Semuanya begitu kecil, tapi cukup untuk menyadakan aku kalau telah tiba waktunya diingatkan soal ‘darah keturunan ini’. Dan ‘sayangnya’... aku (entah saudaraku yang lain menaggapinya seperti apa,,,) diingatkan setelah bapak tiada lagi, karena aku percaya keinginan ini juga sebenarnya ada dihatinya, anyway better late than never  toh??

Maka sekarang ketika orang suka bingung dengan nama Batak-ku yang tak ber-marga, adalah karena bapak ku bermarga Hung –yang katanya dalam bahasa Indonesia menjadi Ang, makanya namaku Angelina Mawar. Bapak bernama China Ang ko hik dan mengambil nama Batak Anggiat Poltak. Bapak mengurus surat-surat kelahiran kami dipertengahan tahun 80-an dan sah mangadati di pertengahan tahun 90-an, hingga hanya adik bungsu perempuanku dan si bontot laki-laki yang disemua documennya bermarga Sinaga.

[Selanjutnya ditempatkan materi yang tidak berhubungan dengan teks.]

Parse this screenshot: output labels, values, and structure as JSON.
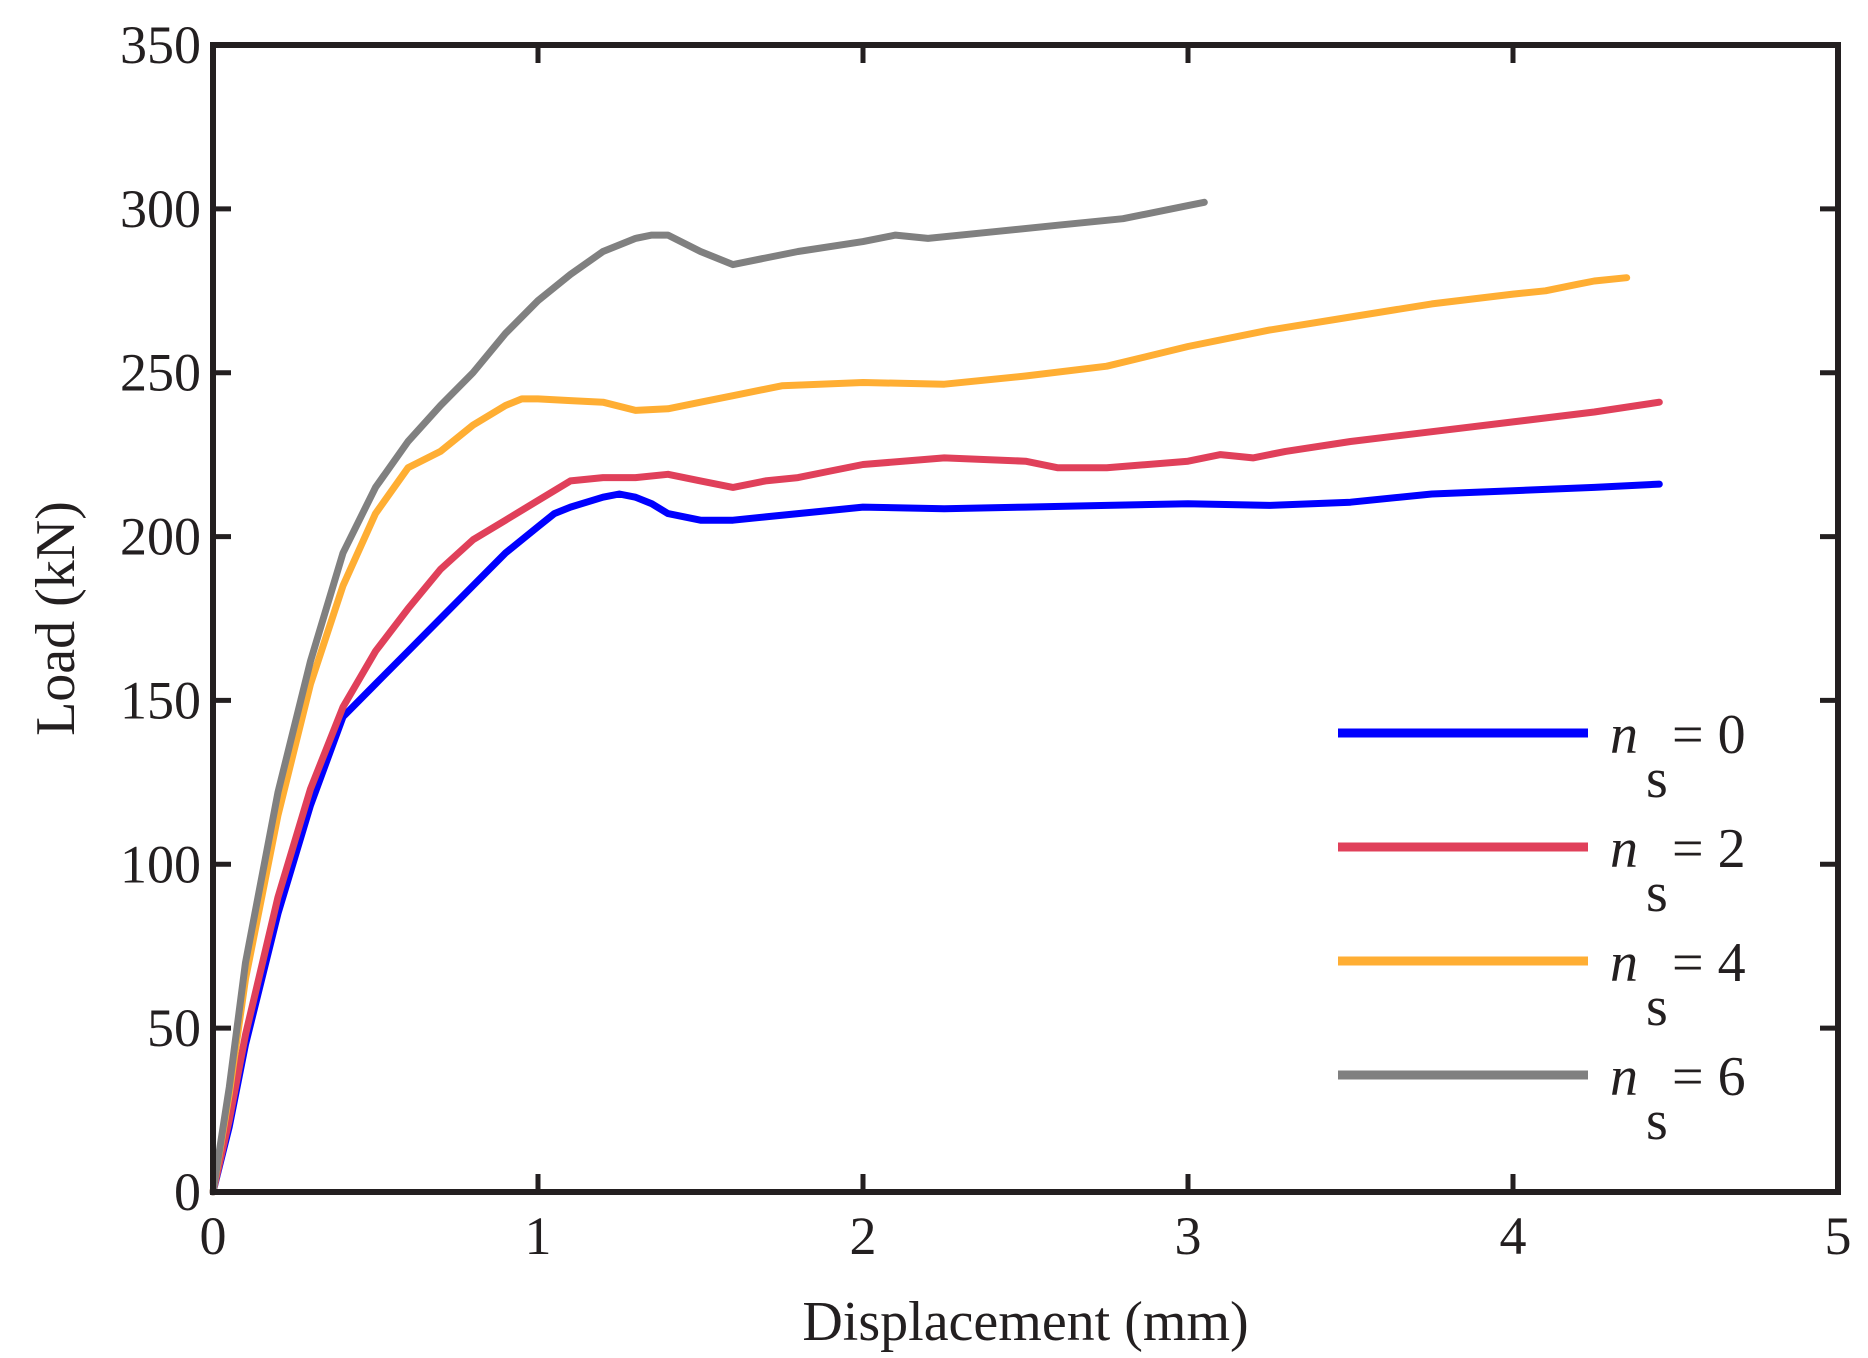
{
  "chart_data": {
    "type": "line",
    "title": "",
    "xlabel": "Displacement (mm)",
    "ylabel": "Load (kN)",
    "xlim": [
      0,
      5
    ],
    "ylim": [
      0,
      350
    ],
    "xticks": [
      0,
      1,
      2,
      3,
      4,
      5
    ],
    "yticks": [
      0,
      50,
      100,
      150,
      200,
      250,
      300,
      350
    ],
    "grid": false,
    "legend_position": "right",
    "legend_symbol": "n",
    "legend_subscript": "s",
    "series": [
      {
        "name": "n_s = 0",
        "label_value": "= 0",
        "color": "#0000ff",
        "points": [
          [
            0,
            0
          ],
          [
            0.05,
            20
          ],
          [
            0.1,
            45
          ],
          [
            0.2,
            85
          ],
          [
            0.3,
            118
          ],
          [
            0.4,
            145
          ],
          [
            0.5,
            155
          ],
          [
            0.6,
            165
          ],
          [
            0.7,
            175
          ],
          [
            0.8,
            185
          ],
          [
            0.9,
            195
          ],
          [
            1.0,
            203
          ],
          [
            1.05,
            207
          ],
          [
            1.1,
            209
          ],
          [
            1.2,
            212
          ],
          [
            1.25,
            213
          ],
          [
            1.3,
            212
          ],
          [
            1.35,
            210
          ],
          [
            1.4,
            207
          ],
          [
            1.5,
            205
          ],
          [
            1.6,
            205
          ],
          [
            1.7,
            206
          ],
          [
            1.8,
            207
          ],
          [
            1.9,
            208
          ],
          [
            2.0,
            209
          ],
          [
            2.25,
            208.5
          ],
          [
            2.5,
            209
          ],
          [
            2.75,
            209.5
          ],
          [
            3.0,
            210
          ],
          [
            3.25,
            209.5
          ],
          [
            3.5,
            210.5
          ],
          [
            3.75,
            213
          ],
          [
            4.0,
            214
          ],
          [
            4.25,
            215
          ],
          [
            4.45,
            216
          ]
        ]
      },
      {
        "name": "n_s = 2",
        "label_value": "= 2",
        "color": "#e0405a",
        "points": [
          [
            0,
            0
          ],
          [
            0.05,
            22
          ],
          [
            0.1,
            48
          ],
          [
            0.2,
            90
          ],
          [
            0.3,
            123
          ],
          [
            0.4,
            148
          ],
          [
            0.5,
            165
          ],
          [
            0.6,
            178
          ],
          [
            0.7,
            190
          ],
          [
            0.8,
            199
          ],
          [
            0.9,
            205
          ],
          [
            1.0,
            211
          ],
          [
            1.1,
            217
          ],
          [
            1.2,
            218
          ],
          [
            1.3,
            218
          ],
          [
            1.4,
            219
          ],
          [
            1.5,
            217
          ],
          [
            1.6,
            215
          ],
          [
            1.7,
            217
          ],
          [
            1.8,
            218
          ],
          [
            1.9,
            220
          ],
          [
            2.0,
            222
          ],
          [
            2.25,
            224
          ],
          [
            2.5,
            223
          ],
          [
            2.6,
            221
          ],
          [
            2.75,
            221
          ],
          [
            3.0,
            223
          ],
          [
            3.1,
            225
          ],
          [
            3.2,
            224
          ],
          [
            3.3,
            226
          ],
          [
            3.5,
            229
          ],
          [
            3.75,
            232
          ],
          [
            4.0,
            235
          ],
          [
            4.25,
            238
          ],
          [
            4.45,
            241
          ]
        ]
      },
      {
        "name": "n_s = 4",
        "label_value": "= 4",
        "color": "#ffae33",
        "points": [
          [
            0,
            0
          ],
          [
            0.05,
            30
          ],
          [
            0.1,
            65
          ],
          [
            0.2,
            115
          ],
          [
            0.3,
            155
          ],
          [
            0.4,
            185
          ],
          [
            0.5,
            207
          ],
          [
            0.6,
            221
          ],
          [
            0.7,
            226
          ],
          [
            0.8,
            234
          ],
          [
            0.9,
            240
          ],
          [
            0.95,
            242
          ],
          [
            1.0,
            242
          ],
          [
            1.1,
            241.5
          ],
          [
            1.2,
            241
          ],
          [
            1.3,
            238.5
          ],
          [
            1.4,
            239
          ],
          [
            1.5,
            241
          ],
          [
            1.6,
            243
          ],
          [
            1.75,
            246
          ],
          [
            2.0,
            247
          ],
          [
            2.25,
            246.5
          ],
          [
            2.5,
            249
          ],
          [
            2.75,
            252
          ],
          [
            3.0,
            258
          ],
          [
            3.25,
            263
          ],
          [
            3.5,
            267
          ],
          [
            3.75,
            271
          ],
          [
            4.0,
            274
          ],
          [
            4.1,
            275
          ],
          [
            4.2,
            277
          ],
          [
            4.25,
            278
          ],
          [
            4.35,
            279
          ]
        ]
      },
      {
        "name": "n_s = 6",
        "label_value": "= 6",
        "color": "#808080",
        "points": [
          [
            0,
            0
          ],
          [
            0.05,
            32
          ],
          [
            0.1,
            70
          ],
          [
            0.2,
            122
          ],
          [
            0.3,
            162
          ],
          [
            0.4,
            195
          ],
          [
            0.5,
            215
          ],
          [
            0.6,
            229
          ],
          [
            0.7,
            240
          ],
          [
            0.8,
            250
          ],
          [
            0.9,
            262
          ],
          [
            1.0,
            272
          ],
          [
            1.1,
            280
          ],
          [
            1.2,
            287
          ],
          [
            1.3,
            291
          ],
          [
            1.35,
            292
          ],
          [
            1.4,
            292
          ],
          [
            1.5,
            287
          ],
          [
            1.6,
            283
          ],
          [
            1.7,
            285
          ],
          [
            1.8,
            287
          ],
          [
            2.0,
            290
          ],
          [
            2.1,
            292
          ],
          [
            2.2,
            291
          ],
          [
            2.4,
            293
          ],
          [
            2.6,
            295
          ],
          [
            2.8,
            297
          ],
          [
            3.0,
            301
          ],
          [
            3.05,
            302
          ]
        ]
      }
    ]
  }
}
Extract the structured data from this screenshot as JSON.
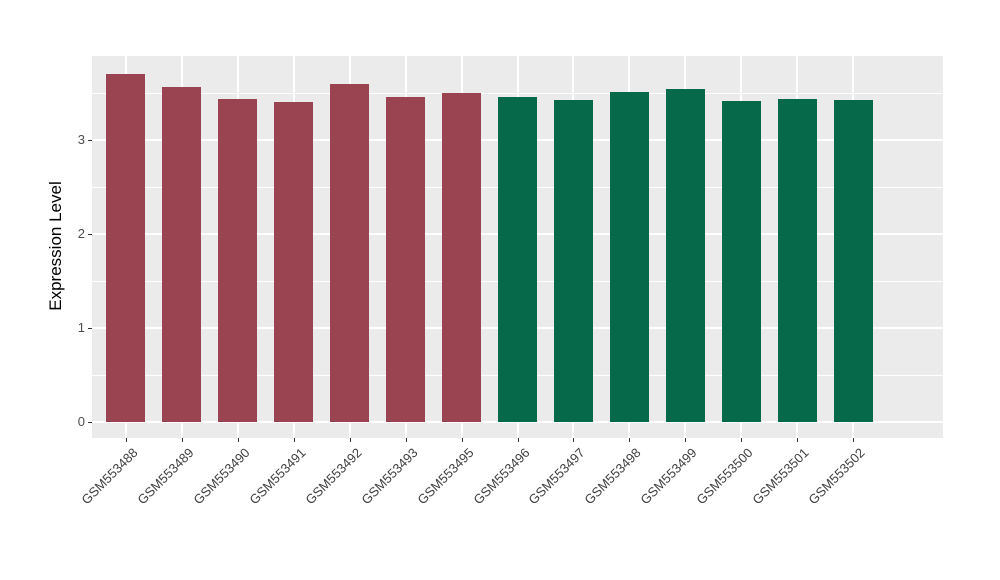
{
  "figure": {
    "background": "#FFFFFF",
    "panel_background": "#EBEBEB",
    "grid_color": "#FFFFFF",
    "axis_text_color": "#4D4D4D",
    "axis_title_color": "#000000",
    "tick_mark_color": "#333333"
  },
  "chart_data": {
    "type": "bar",
    "title": "",
    "xlabel": "",
    "ylabel": "Expression Level",
    "categories": [
      "GSM553488",
      "GSM553489",
      "GSM553490",
      "GSM553491",
      "GSM553492",
      "GSM553493",
      "GSM553495",
      "GSM553496",
      "GSM553497",
      "GSM553498",
      "GSM553499",
      "GSM553500",
      "GSM553501",
      "GSM553502"
    ],
    "values": [
      3.7,
      3.56,
      3.44,
      3.4,
      3.6,
      3.46,
      3.5,
      3.46,
      3.43,
      3.51,
      3.54,
      3.42,
      3.44,
      3.43
    ],
    "bar_colors": [
      "#9B4451",
      "#9B4451",
      "#9B4451",
      "#9B4451",
      "#9B4451",
      "#9B4451",
      "#9B4451",
      "#05694A",
      "#05694A",
      "#05694A",
      "#05694A",
      "#05694A",
      "#05694A",
      "#05694A"
    ],
    "group_colors": {
      "group1": "#9B4451",
      "group2": "#05694A"
    },
    "ylim": [
      0,
      3.89
    ],
    "yticks": [
      0,
      1,
      2,
      3
    ],
    "yticks_minor": [
      0.5,
      1.5,
      2.5,
      3.5
    ],
    "grid": true,
    "legend_position": "none",
    "x_tick_rotation_deg": 45,
    "bar_relative_width": 0.7
  }
}
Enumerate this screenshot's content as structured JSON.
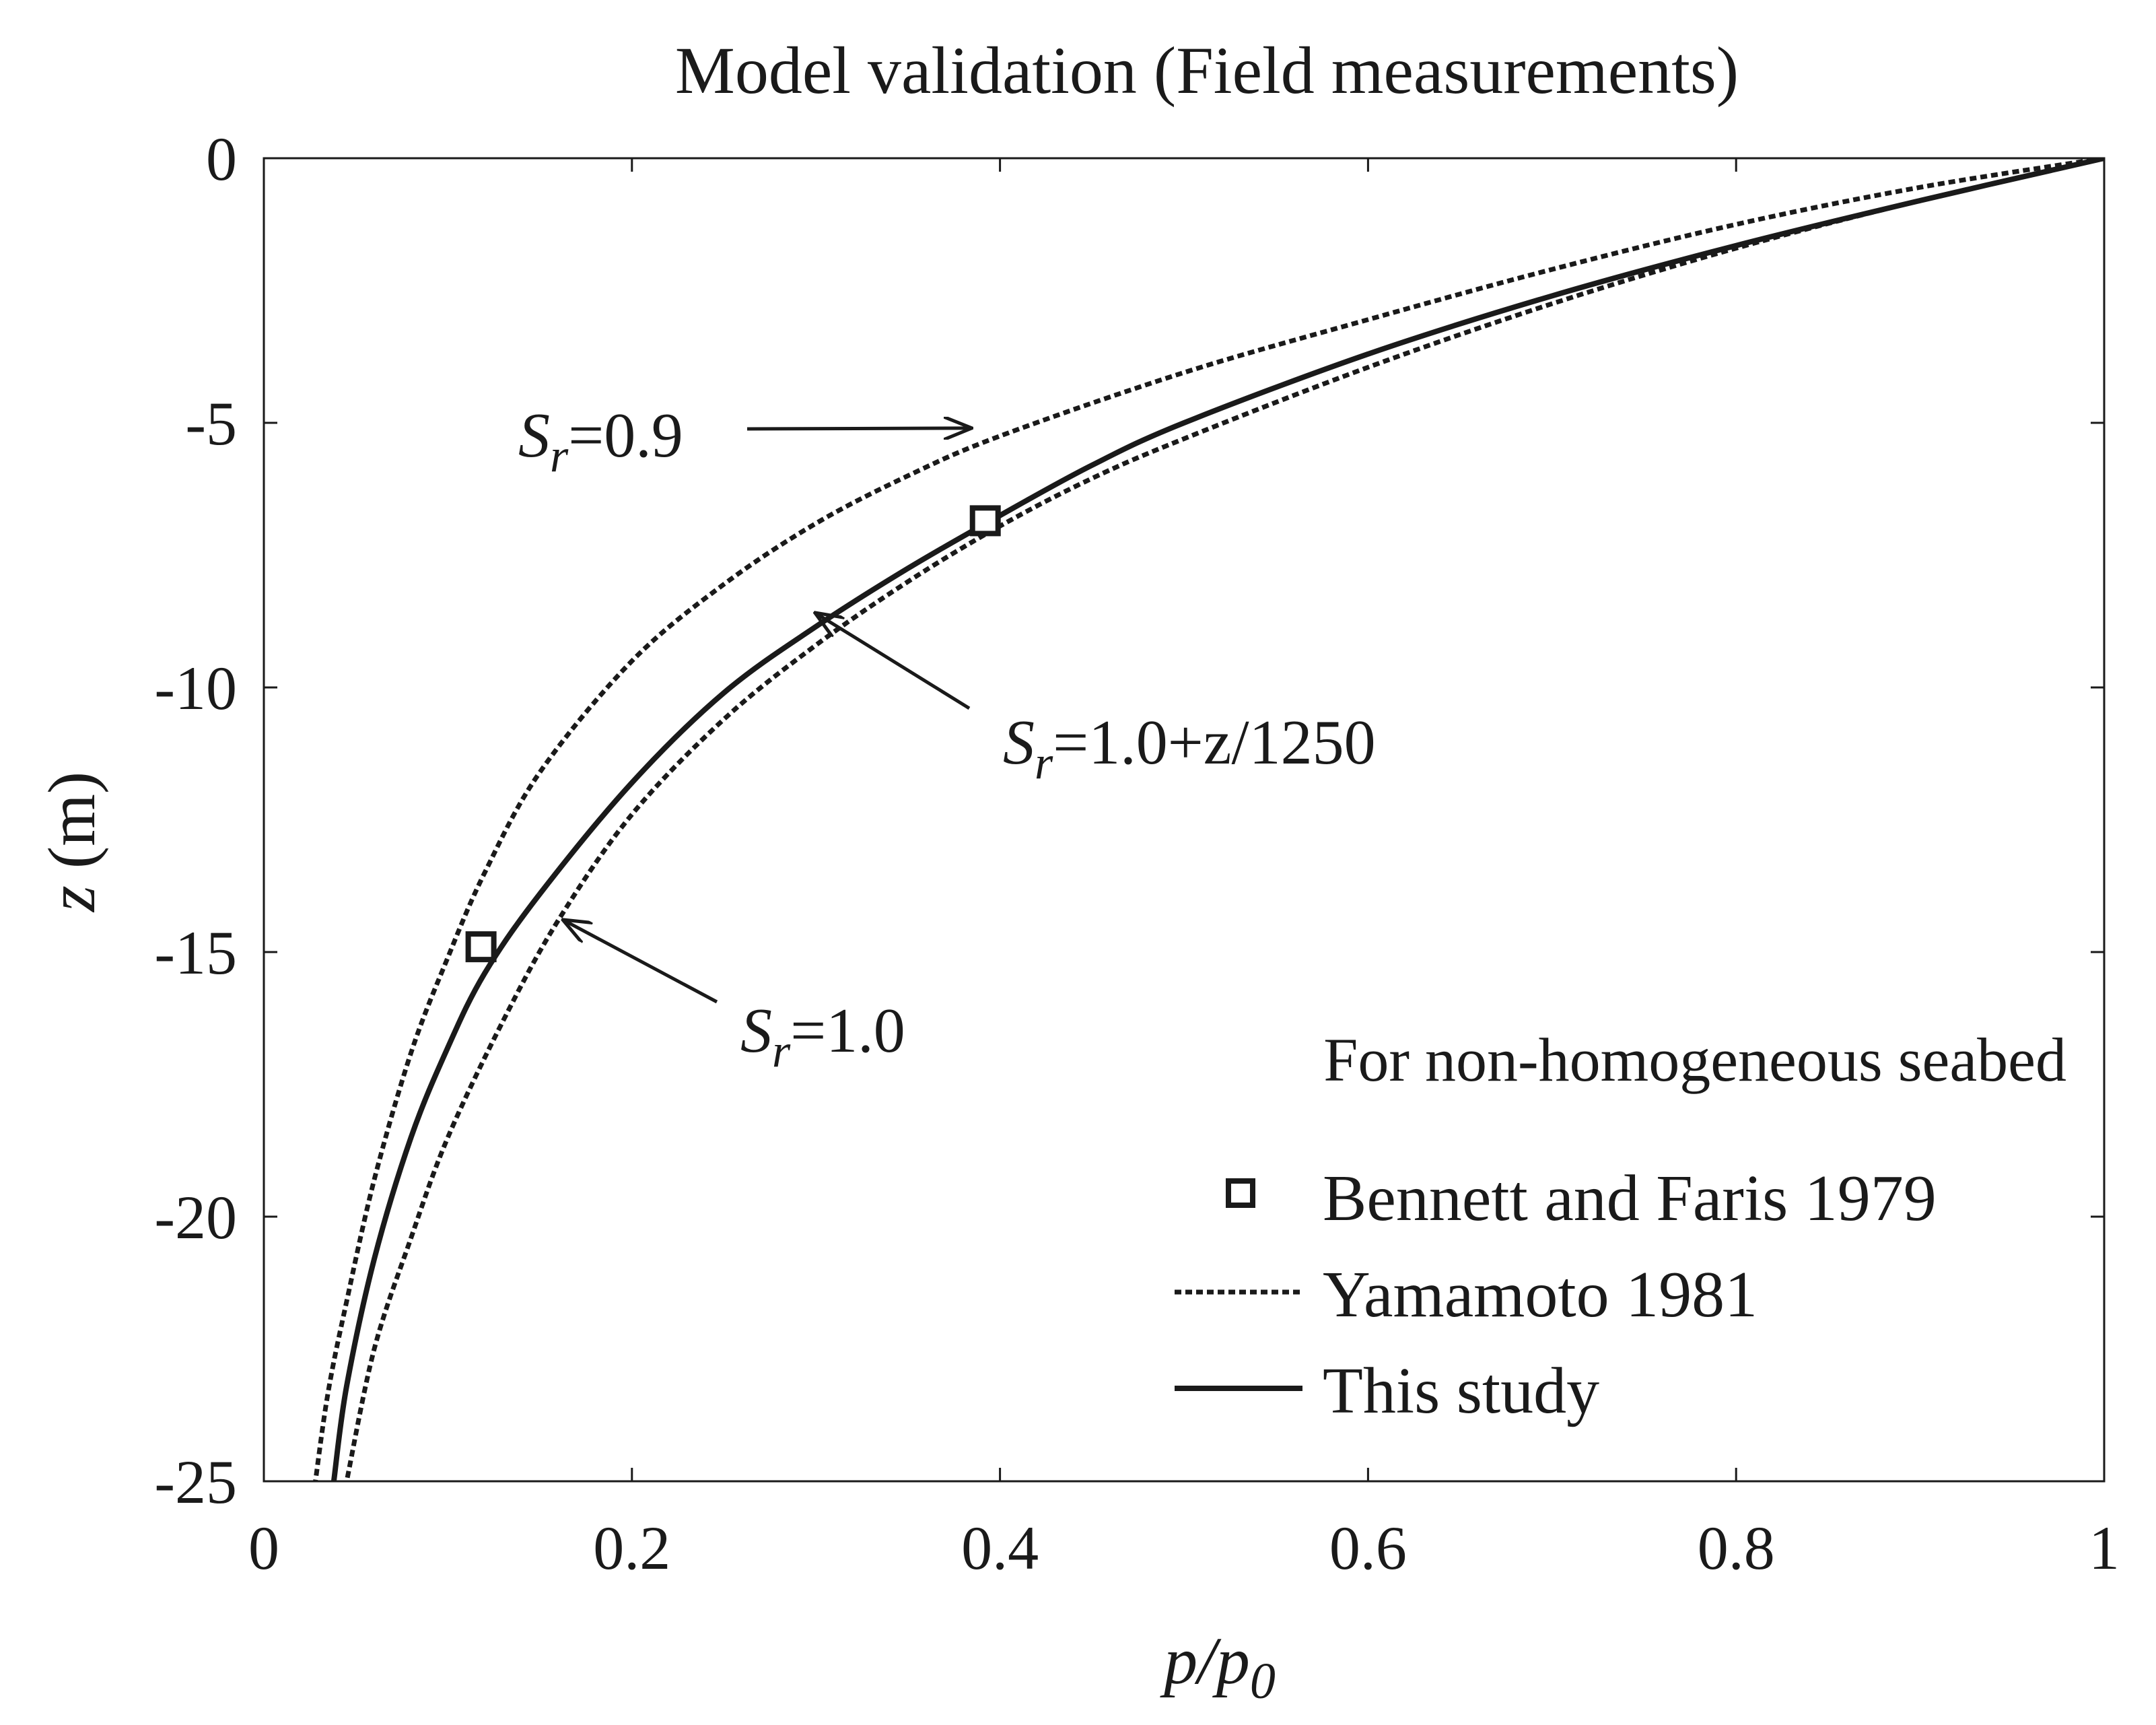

Saudara-saudara sampai tetangga lama kami mengenali kami dengan nama China kami. Si sulung bernama Lien Hwa/Lengkong, aku Lien Chu (disingkat Lencu), adikku Lien Ciang (karena kesalahan lafal maka sampai sekarang ejaannya menjadi Siang), si bungsu perempuan Lien Ti, lebih dikenal dengan nama Butet dan si bontot laki-laki kami bernama Yohanes, yang ketika lahir Bapak Tua (saudara Bapak paling tua) sempat membuatkan nama China untuknya; Ang Mou En,, nyaris tak tersentuh kelihatanya. Tapi waktu pemakamana Bapak, kuku  kembali mempertegas  “Johan, kaupun punya nama China ya”…

Ya, aku orang Batak keturunan China...aku Lenchu boru Sinaga.